Swedish Ducks

Swedish ducks are a very hardy, strong duck with good foraging ability and suitable for free-range duck farming. The advantage of the Black Swedish over the Blue Swedish is that the Black Swedish will breed true. If you mate a Black Swedish with a Black Swedish, all their ducklings will be Black Swedish.

Black Swedish

Swedish Ducks came to the United States in the late 1800s. The egg color of the Blue Swedish duck is white, green, or blue-tinted. They are slow to mature and do not do well in confinement, make a good meat duck, and are a moderate egg layer. Sometimes they are quite noisy.
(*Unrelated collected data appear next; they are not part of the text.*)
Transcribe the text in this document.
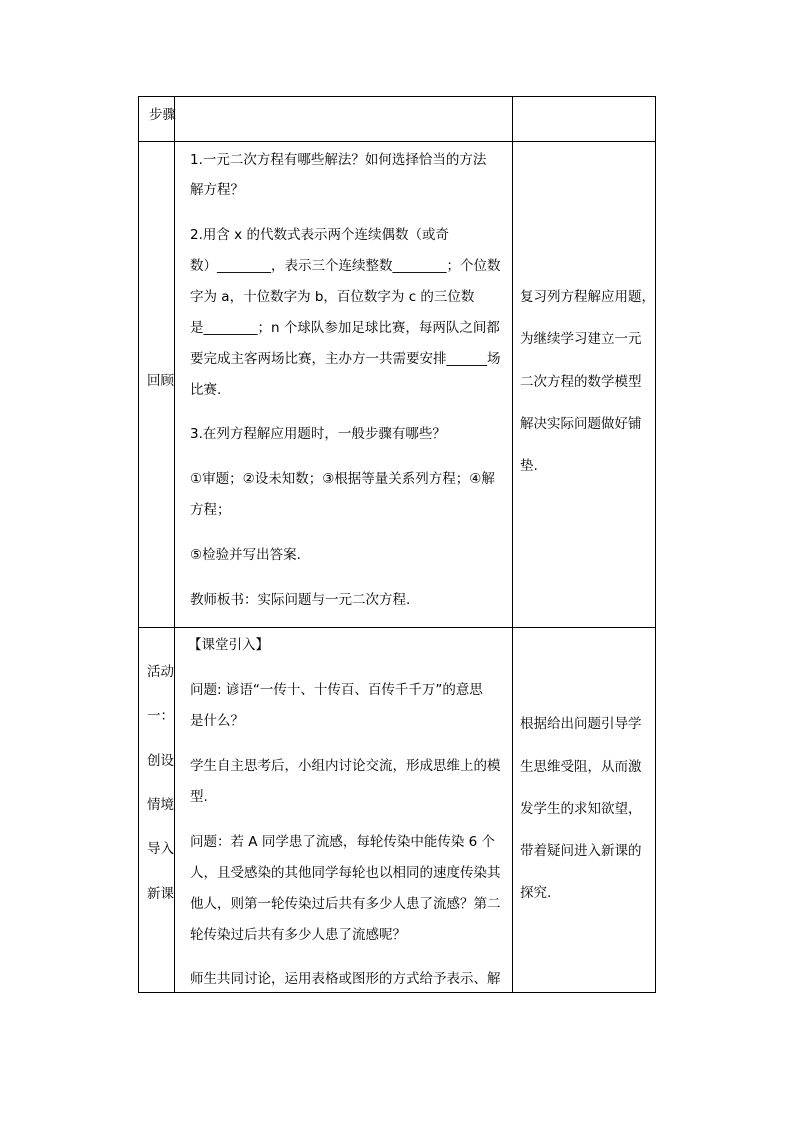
步骤
回顾
1.一元二次方程有哪些解法？如何选择恰当的方法
解方程？
2.用含 x 的代数式表示两个连续偶数（或奇
数）________，表示三个连续整数________；个位数
字为 a，十位数字为 b，百位数字为 c 的三位数
是________；n 个球队参加足球比赛，每两队之间都
要完成主客两场比赛，主办方一共需要安排______场
比赛.
3.在列方程解应用题时，一般步骤有哪些？
①审题；②设未知数；③根据等量关系列方程；④解
方程；
⑤检验并写出答案.
教师板书：实际问题与一元二次方程.
复习列方程解应用题，
为继续学习建立一元
二次方程的数学模型
解决实际问题做好铺
垫.
活动
一：
创设
情境
导入
新课
【课堂引入】
问题: 谚语“一传十、十传百、百传千千万”的意思
是什么？
学生自主思考后，小组内讨论交流，形成思维上的模
型.
问题：若 A 同学患了流感，每轮传染中能传染 6 个
人，且受感染的其他同学每轮也以相同的速度传染其
他人，则第一轮传染过后共有多少人患了流感？第二
轮传染过后共有多少人患了流感呢？
师生共同讨论，运用表格或图形的方式给予表示、解
根据给出问题引导学
生思维受阻，从而激
发学生的求知欲望，
带着疑问进入新课的
探究.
The ducks have a loud yelling type quack.

Blue Swedish duck plumage is a uniform bluish slate, with some feathers laced in a darker shade. They carry some white on their wings and breast; drakes are slightly darker than ducks. Adult Swedish ducks weigh between 5 to 8 pounds fully grown, and females lay between 130-180 large white to green-tinted eggs a year.

Blue Swedish

Ducklings have black, blue, or splash down feathers and their beaks, legs, and feet are black, grey, or orange.

Blue, Black, Silver Swedish

Blue, Black, and Silver Swedish ducks are very hardy, foragers, and do well free-ranging. They were first imported to the U.S. in the late 1800s. They are slow to mature but make a good meat duck, and a moderate egg layer, and do not do well in confinement. Sometimes they are quite noisy with their loud yelling type quack.

APPROX. 180 LARGE EGGS/YEAR | EGG COLOR: WHITE TO GREEN/BLUE TINT | MATURE WEIGHT: 7-8 LBS.